Despite their overwhelming presence, the beetles actually play a vital role in protecting plants from pests.
“They have a voracious appetite,” Huelsman said. “They eat aphids, scale insects and other pests that injure plants. They really do an effective job of removing such pests, especially the soybean aphid”
While, the beetles may kill off pests on plants, they are also pests themselves.
“They are kind of a nuisance,” said Adam Meigs a sophomore who works in Building Services at OSU. “They get into everything.
“We are constantly sweeping the dead ones up,” he said. “They clump up in entryways and bathrooms. It seems like there are hundreds of them clumped up in a corner.”
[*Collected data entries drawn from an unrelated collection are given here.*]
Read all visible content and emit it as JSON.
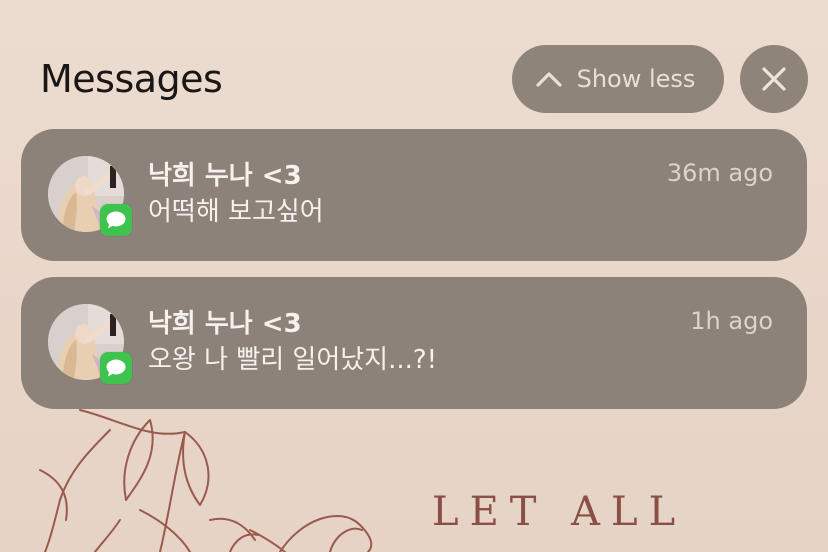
{
  "header": {
    "title": "Messages",
    "show_less_label": "Show less",
    "show_less_icon": "chevron-up-icon",
    "close_icon": "close-icon"
  },
  "notifications": [
    {
      "sender": "낙희 누나 <3",
      "time": "36m ago",
      "message": "어떡해 보고싶어",
      "app_icon": "messages-app-icon"
    },
    {
      "sender": "낙희 누나 <3",
      "time": "1h ago",
      "message": "오왕 나 빨리 일어났지...?!",
      "app_icon": "messages-app-icon"
    }
  ],
  "wallpaper": {
    "text": "LET ALL",
    "text_color": "#8a4f45"
  },
  "colors": {
    "background": "#ead9cd",
    "notification_bg": "#8d8279",
    "button_bg": "#8f847a",
    "badge_green": "#3fc34f"
  }
}
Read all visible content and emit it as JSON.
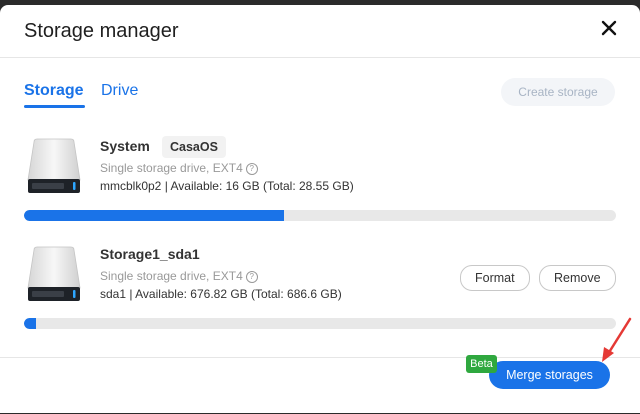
{
  "dialog": {
    "title": "Storage manager",
    "tabs": [
      {
        "label": "Storage",
        "active": true
      },
      {
        "label": "Drive",
        "active": false
      }
    ],
    "create_storage_label": "Create storage",
    "storages": [
      {
        "name": "System",
        "tag": "CasaOS",
        "type": "Single storage drive, EXT4",
        "details": "mmcblk0p2 | Available: 16 GB (Total: 28.55 GB)",
        "usage_fraction": 0.44
      },
      {
        "name": "Storage1_sda1",
        "type": "Single storage drive, EXT4",
        "details": "sda1 | Available: 676.82 GB (Total: 686.6 GB)",
        "usage_fraction": 0.02,
        "actions": {
          "format_label": "Format",
          "remove_label": "Remove"
        }
      }
    ],
    "footer": {
      "beta_label": "Beta",
      "merge_label": "Merge storages"
    },
    "colors": {
      "accent": "#1a73e8",
      "beta": "#2fa83f",
      "annotation_arrow": "#e53935"
    }
  }
}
The beetles enter into buildings trying to hibernate for winter, Huelsman said.
“It’s really an accident that they come into homes,” Huelsman said.
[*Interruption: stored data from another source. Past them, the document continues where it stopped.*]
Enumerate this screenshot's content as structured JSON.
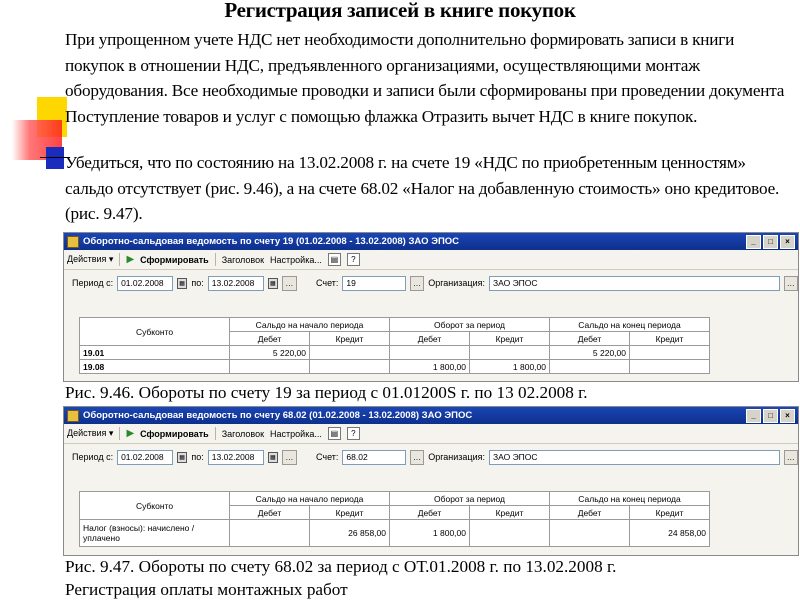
{
  "title": "Регистрация записей в книге покупок",
  "paragraph1": "При упрощенном учете НДС нет необходимости дополнительно формировать записи в книги покупок в отношении НДС, предъявленного организациями, осуществляющими монтаж оборудования. Все необходимые проводки и записи были сформированы при проведении документа Поступление товаров и услуг с помощью флажка Отразить вычет НДС в книге покупок.",
  "paragraph2": "Убедиться, что по состоянию на 13.02.2008 г. на счете 19 «НДС по приобретенным ценностям» сальдо отсутствует (рис. 9.46), а на счете 68.02 «Налог на добавленную стоимость» оно кредитовое. (рис. 9.47).",
  "caption1": "Рис. 9.46. Обороты по счету 19 за период с 01.01200S г. по 13 02.2008 г.",
  "caption2": "Рис. 9.47. Обороты по счету 68.02 за период с ОТ.01.2008 г. по 13.02.2008 г.",
  "footer": "Регистрация оплаты монтажных работ",
  "window1": {
    "title": "Оборотно-сальдовая ведомость по счету 19 (01.02.2008 - 13.02.2008) ЗАО ЭПОС",
    "toolbar": {
      "actions": "Действия ▾",
      "generate": "Сформировать",
      "header": "Заголовок",
      "settings": "Настройка..."
    },
    "params": {
      "period_label": "Период с:",
      "from": "01.02.2008",
      "to_label": "по:",
      "to": "13.02.2008",
      "account_label": "Счет:",
      "account": "19",
      "org_label": "Организация:",
      "org": "ЗАО ЭПОС"
    },
    "headers": {
      "subconto": "Субконто",
      "start": "Сальдо на начало периода",
      "turnover": "Оборот за период",
      "end": "Сальдо на конец периода",
      "debit": "Дебет",
      "credit": "Кредит"
    },
    "rows": [
      {
        "label": "19.01",
        "c1": "5 220,00",
        "c2": "",
        "c3": "",
        "c4": "",
        "c5": "5 220,00",
        "c6": ""
      },
      {
        "label": "19.08",
        "c1": "",
        "c2": "",
        "c3": "1 800,00",
        "c4": "1 800,00",
        "c5": "",
        "c6": ""
      }
    ]
  },
  "window2": {
    "title": "Оборотно-сальдовая ведомость по счету 68.02 (01.02.2008 - 13.02.2008) ЗАО ЭПОС",
    "toolbar": {
      "actions": "Действия ▾",
      "generate": "Сформировать",
      "header": "Заголовок",
      "settings": "Настройка..."
    },
    "params": {
      "period_label": "Период с:",
      "from": "01.02.2008",
      "to_label": "по:",
      "to": "13.02.2008",
      "account_label": "Счет:",
      "account": "68.02",
      "org_label": "Организация:",
      "org": "ЗАО ЭПОС"
    },
    "headers": {
      "subconto": "Субконто",
      "start": "Сальдо на начало периода",
      "turnover": "Оборот за период",
      "end": "Сальдо на конец периода",
      "debit": "Дебет",
      "credit": "Кредит"
    },
    "rows": [
      {
        "label": "Налог (взносы): начислено / уплачено",
        "c1": "",
        "c2": "26 858,00",
        "c3": "1 800,00",
        "c4": "",
        "c5": "",
        "c6": "24 858,00"
      }
    ]
  },
  "colors": {
    "titlebar": "#0e2f8c",
    "deco_yellow": "#ffd700",
    "deco_blue": "#1a2bbd",
    "deco_red": "#ff2020"
  }
}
No homes are sealed completely and the beetles get under the home’s siding and into windowsills. The beetles see light and begin to move into the homes, through the crevices, Huelsman said.
“The beetles that are the problem were imported from Asia, where they hibernate in rock cliffs,” Huelsman said. “We don’t have rock cliffs here and the closest thing the beetles can find happens to be houses and buildings.”
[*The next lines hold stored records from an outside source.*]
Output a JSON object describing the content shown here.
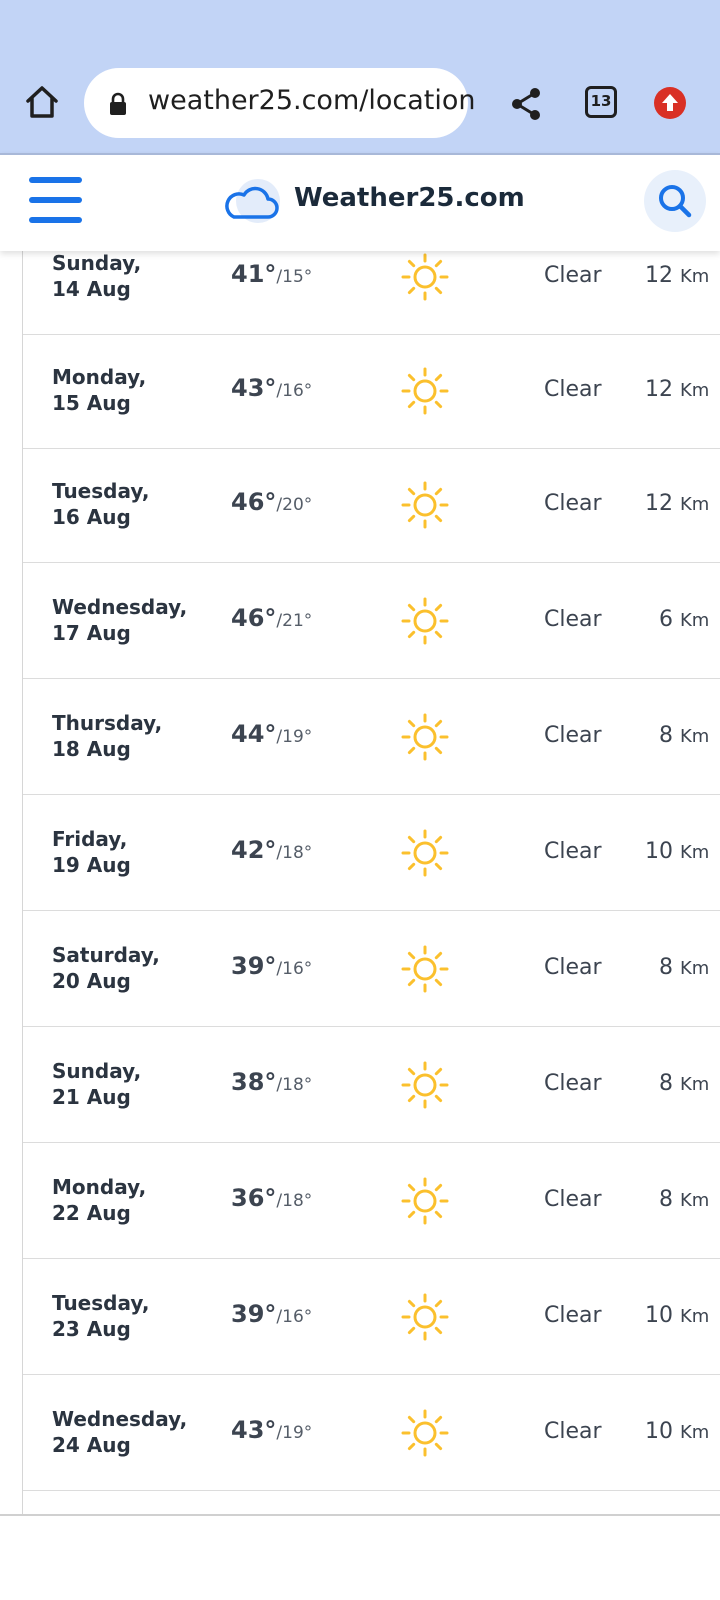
{
  "browser": {
    "url": "weather25.com/location",
    "tab_count": "13"
  },
  "site": {
    "name": "Weather25.com"
  },
  "forecast": [
    {
      "day": "Sunday,",
      "date": "14 Aug",
      "high": "41",
      "low": "/15°",
      "condition": "Clear",
      "wind": "12",
      "wind_unit": "Km"
    },
    {
      "day": "Monday,",
      "date": "15 Aug",
      "high": "43",
      "low": "/16°",
      "condition": "Clear",
      "wind": "12",
      "wind_unit": "Km"
    },
    {
      "day": "Tuesday,",
      "date": "16 Aug",
      "high": "46",
      "low": "/20°",
      "condition": "Clear",
      "wind": "12",
      "wind_unit": "Km"
    },
    {
      "day": "Wednesday,",
      "date": "17 Aug",
      "high": "46",
      "low": "/21°",
      "condition": "Clear",
      "wind": "6",
      "wind_unit": "Km"
    },
    {
      "day": "Thursday,",
      "date": "18 Aug",
      "high": "44",
      "low": "/19°",
      "condition": "Clear",
      "wind": "8",
      "wind_unit": "Km"
    },
    {
      "day": "Friday,",
      "date": "19 Aug",
      "high": "42",
      "low": "/18°",
      "condition": "Clear",
      "wind": "10",
      "wind_unit": "Km"
    },
    {
      "day": "Saturday,",
      "date": "20 Aug",
      "high": "39",
      "low": "/16°",
      "condition": "Clear",
      "wind": "8",
      "wind_unit": "Km"
    },
    {
      "day": "Sunday,",
      "date": "21 Aug",
      "high": "38",
      "low": "/18°",
      "condition": "Clear",
      "wind": "8",
      "wind_unit": "Km"
    },
    {
      "day": "Monday,",
      "date": "22 Aug",
      "high": "36",
      "low": "/18°",
      "condition": "Clear",
      "wind": "8",
      "wind_unit": "Km"
    },
    {
      "day": "Tuesday,",
      "date": "23 Aug",
      "high": "39",
      "low": "/16°",
      "condition": "Clear",
      "wind": "10",
      "wind_unit": "Km"
    },
    {
      "day": "Wednesday,",
      "date": "24 Aug",
      "high": "43",
      "low": "/19°",
      "condition": "Clear",
      "wind": "10",
      "wind_unit": "Km"
    }
  ],
  "icons": {
    "home": "home-icon",
    "lock": "lock-icon",
    "share": "share-icon",
    "update": "update-arrow-icon",
    "menu": "hamburger-menu-icon",
    "logo": "cloud-logo-icon",
    "search": "search-icon",
    "weather": "sun-icon"
  },
  "colors": {
    "browser_bar": "#c2d4f6",
    "accent_blue": "#1a73e8",
    "sun_yellow": "#fbc02d",
    "update_red": "#d93025"
  }
}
Once they get into a building the warm air inside causes problems for beetles, Huelsman said. “They don’t hibernate and begin to look for food, but there isn’t any and the beetles starve to death.”
The beetles are carnivorous and really don’t eat plants, said Barbara Bloetscher a diagnostician in the C. Wayne Ellet Plant and Pest Diagnostic Clinic.
“The beetles themselves don’t have predators,” Bloetscher said. “They secrete a yellowish liquid that smells really bad to other insects, and birds don’t eat them because of the beetles’ foul taste.”
According to Integrated Pest Management program there have been reports of the beetles moving out of the soybean fields beginning the week of Sept. 8. The beetles have been reported to be moving to fruits as they load up on carbohydrates before the winter hibernation.
“The migration to fruit is new and we are still not sure that they are actually eating the fruit,” Huelsman said. “I doubt the beetles are biting the fruits and breaking the skin. It might be the case that the beetles are feeding on fruits that have been damaged and have open sores, but it’s something that we are researching.”
The beetles are also known to bite humans.
“Although it’s rare, the beetles do bite. They will bite people, and what they are doing is tasting you to see if you are edible,” Bloetscher said.